Maker Space Makes Interdisciplinary Learning Fun

Third graders studied states and regions in the United States with a new and unique project as part of the revamped Lower School Social Studies curriculum. Students developed new skills that included research, programming, 3D printing, and laser cutting—with a little help from their friends in the Upper School.

Student groups were assigned a region of the United States. They studied the region’s geography, history, and resources. By the time the research phase was complete, students knew details such as why Arkansas is named the “Natural State” and why Vermont is famous for its maple syrup. Next, students moved to the computer lab to conceptualize a board game that could be used to teach others—students and adults alike—about their assigned U.S. region. Students developed board games and game pieces related to their region using specialized design software.

Then, they made their designs a reality in the Biggs Family Maker’s Lab, with the help of Upper School students and faculty who were already very familiar with the 3D printer, laser cutter, and button maker needed to build the games. Upper School volunteer maker Lucas McCarty ’21 operated the laser cutting machine after his younger schoolmates loaded their schematics. Once the machine started cutting, all eyes were fixed as it brought their projects to life. McCarty commented, “Watching them get excited about the laser cutter, answering questions about how the 3D printers work, and seeing the joy that they got from working with the hot wire made my day.” Students created other game components as well. They decorated elaborate game boxes and used the 3D printer to fabricate game pieces.

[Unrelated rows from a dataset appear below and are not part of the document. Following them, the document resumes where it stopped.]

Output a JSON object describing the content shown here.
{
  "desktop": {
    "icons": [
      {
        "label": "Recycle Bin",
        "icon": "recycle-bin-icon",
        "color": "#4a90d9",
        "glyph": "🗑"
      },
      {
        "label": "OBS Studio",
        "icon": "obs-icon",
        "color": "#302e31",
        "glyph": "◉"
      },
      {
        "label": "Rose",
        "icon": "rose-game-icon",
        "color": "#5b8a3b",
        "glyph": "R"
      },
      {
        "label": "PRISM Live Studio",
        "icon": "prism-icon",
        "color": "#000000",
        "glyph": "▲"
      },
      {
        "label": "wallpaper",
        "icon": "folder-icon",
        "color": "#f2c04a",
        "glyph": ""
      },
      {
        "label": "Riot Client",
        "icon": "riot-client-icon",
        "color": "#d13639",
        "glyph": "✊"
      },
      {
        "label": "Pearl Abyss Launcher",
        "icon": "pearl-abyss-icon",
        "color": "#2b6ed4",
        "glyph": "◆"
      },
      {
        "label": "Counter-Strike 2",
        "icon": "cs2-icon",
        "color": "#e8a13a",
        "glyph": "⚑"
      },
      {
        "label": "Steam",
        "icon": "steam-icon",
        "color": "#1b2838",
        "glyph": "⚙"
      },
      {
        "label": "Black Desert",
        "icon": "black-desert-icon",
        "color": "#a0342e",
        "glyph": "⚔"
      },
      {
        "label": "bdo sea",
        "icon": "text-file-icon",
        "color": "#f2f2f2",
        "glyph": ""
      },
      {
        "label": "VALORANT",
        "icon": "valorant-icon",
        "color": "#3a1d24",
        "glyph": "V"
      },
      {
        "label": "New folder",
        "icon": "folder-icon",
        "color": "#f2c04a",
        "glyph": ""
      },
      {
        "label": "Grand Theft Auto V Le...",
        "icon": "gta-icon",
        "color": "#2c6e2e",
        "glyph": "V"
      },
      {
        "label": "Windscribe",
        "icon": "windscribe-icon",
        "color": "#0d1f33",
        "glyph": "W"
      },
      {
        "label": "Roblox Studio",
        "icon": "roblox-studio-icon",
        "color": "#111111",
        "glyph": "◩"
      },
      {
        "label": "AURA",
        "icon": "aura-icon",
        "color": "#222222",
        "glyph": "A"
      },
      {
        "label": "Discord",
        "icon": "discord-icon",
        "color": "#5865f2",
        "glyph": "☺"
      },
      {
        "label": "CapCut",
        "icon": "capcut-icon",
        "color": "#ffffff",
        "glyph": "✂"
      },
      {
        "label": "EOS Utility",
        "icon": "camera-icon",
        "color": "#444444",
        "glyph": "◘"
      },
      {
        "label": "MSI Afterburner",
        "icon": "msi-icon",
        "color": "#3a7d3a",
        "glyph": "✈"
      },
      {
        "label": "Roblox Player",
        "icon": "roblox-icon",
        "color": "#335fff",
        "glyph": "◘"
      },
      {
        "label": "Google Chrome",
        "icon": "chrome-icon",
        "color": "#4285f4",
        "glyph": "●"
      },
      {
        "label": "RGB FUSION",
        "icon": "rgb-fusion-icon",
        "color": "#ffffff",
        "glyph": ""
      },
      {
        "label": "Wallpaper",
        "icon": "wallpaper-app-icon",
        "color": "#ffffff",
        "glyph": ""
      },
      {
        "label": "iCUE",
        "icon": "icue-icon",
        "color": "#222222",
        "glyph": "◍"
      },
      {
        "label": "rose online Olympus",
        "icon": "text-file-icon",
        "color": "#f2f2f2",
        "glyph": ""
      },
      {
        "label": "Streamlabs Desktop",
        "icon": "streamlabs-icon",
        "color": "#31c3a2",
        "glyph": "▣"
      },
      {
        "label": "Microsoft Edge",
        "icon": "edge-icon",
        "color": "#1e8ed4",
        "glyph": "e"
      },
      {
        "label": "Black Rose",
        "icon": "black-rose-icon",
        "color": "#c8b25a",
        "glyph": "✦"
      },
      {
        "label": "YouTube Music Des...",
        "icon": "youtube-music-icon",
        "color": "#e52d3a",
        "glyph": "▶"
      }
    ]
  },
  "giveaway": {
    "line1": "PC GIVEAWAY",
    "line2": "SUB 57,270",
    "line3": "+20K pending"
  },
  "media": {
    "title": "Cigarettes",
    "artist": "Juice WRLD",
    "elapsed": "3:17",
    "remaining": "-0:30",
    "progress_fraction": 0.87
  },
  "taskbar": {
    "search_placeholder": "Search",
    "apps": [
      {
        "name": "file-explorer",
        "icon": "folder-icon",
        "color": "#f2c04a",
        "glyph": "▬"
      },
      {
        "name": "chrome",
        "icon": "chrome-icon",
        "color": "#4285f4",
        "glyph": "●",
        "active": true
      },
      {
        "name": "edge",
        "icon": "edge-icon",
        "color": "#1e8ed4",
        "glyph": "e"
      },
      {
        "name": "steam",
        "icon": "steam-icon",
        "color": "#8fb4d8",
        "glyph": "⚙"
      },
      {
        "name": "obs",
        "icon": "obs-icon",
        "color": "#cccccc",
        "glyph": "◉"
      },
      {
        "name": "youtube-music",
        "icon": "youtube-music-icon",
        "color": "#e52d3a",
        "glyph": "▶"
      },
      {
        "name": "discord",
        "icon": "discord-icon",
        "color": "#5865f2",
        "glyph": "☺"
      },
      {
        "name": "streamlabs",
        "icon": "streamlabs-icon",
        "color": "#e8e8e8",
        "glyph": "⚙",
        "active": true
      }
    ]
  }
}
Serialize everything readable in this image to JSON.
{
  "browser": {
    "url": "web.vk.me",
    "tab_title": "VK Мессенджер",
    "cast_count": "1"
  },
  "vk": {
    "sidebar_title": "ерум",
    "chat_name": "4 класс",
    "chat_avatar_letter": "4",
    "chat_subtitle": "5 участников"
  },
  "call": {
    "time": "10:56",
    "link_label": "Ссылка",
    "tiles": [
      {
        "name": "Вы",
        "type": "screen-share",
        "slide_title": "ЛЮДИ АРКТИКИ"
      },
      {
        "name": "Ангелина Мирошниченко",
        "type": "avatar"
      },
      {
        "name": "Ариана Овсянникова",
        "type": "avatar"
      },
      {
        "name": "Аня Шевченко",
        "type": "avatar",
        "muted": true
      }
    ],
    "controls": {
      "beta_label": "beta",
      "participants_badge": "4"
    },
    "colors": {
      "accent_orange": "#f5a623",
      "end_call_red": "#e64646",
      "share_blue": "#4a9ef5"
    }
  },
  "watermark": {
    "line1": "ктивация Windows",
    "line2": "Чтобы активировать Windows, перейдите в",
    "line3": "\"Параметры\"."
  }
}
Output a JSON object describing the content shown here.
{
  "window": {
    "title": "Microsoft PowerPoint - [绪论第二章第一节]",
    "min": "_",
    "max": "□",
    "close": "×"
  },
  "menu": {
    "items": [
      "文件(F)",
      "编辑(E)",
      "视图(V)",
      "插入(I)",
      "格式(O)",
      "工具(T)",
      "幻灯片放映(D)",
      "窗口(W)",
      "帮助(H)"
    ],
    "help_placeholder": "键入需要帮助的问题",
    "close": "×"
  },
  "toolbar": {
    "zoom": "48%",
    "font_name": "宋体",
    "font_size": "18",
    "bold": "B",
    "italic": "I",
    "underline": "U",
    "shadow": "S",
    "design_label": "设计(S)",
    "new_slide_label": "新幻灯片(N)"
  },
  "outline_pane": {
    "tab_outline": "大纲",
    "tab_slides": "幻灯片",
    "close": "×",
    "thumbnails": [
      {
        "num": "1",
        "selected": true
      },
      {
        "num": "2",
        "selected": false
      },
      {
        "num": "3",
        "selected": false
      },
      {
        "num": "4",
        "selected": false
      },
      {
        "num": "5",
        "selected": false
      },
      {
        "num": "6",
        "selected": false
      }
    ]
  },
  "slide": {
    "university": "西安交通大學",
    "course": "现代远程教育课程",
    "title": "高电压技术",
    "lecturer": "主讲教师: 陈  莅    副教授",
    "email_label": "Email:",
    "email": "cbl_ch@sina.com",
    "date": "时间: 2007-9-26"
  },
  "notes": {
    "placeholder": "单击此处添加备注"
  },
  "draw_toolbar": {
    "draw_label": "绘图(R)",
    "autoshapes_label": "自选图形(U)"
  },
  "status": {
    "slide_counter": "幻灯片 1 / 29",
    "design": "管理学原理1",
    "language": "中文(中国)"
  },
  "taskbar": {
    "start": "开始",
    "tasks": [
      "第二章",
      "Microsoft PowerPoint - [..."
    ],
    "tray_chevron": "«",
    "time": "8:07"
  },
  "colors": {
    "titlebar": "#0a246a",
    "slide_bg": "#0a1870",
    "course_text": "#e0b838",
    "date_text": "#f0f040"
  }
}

“We are so excited by the opportunities that this project has provided for our 3rd graders,” said Carla Federman, History and Social Sciences Department Chair. “As they’ve learned important historical, cultural, and geographical information about their states and regions, they’ve also had the chance to work in Upper School facilities, with Upper School students and teachers, in a way that allows them to think creatively and that is truly interdisciplinary.”

Third graders were especially proud of their projects as they presented them to their peers, teachers, and parents in March just before spring break.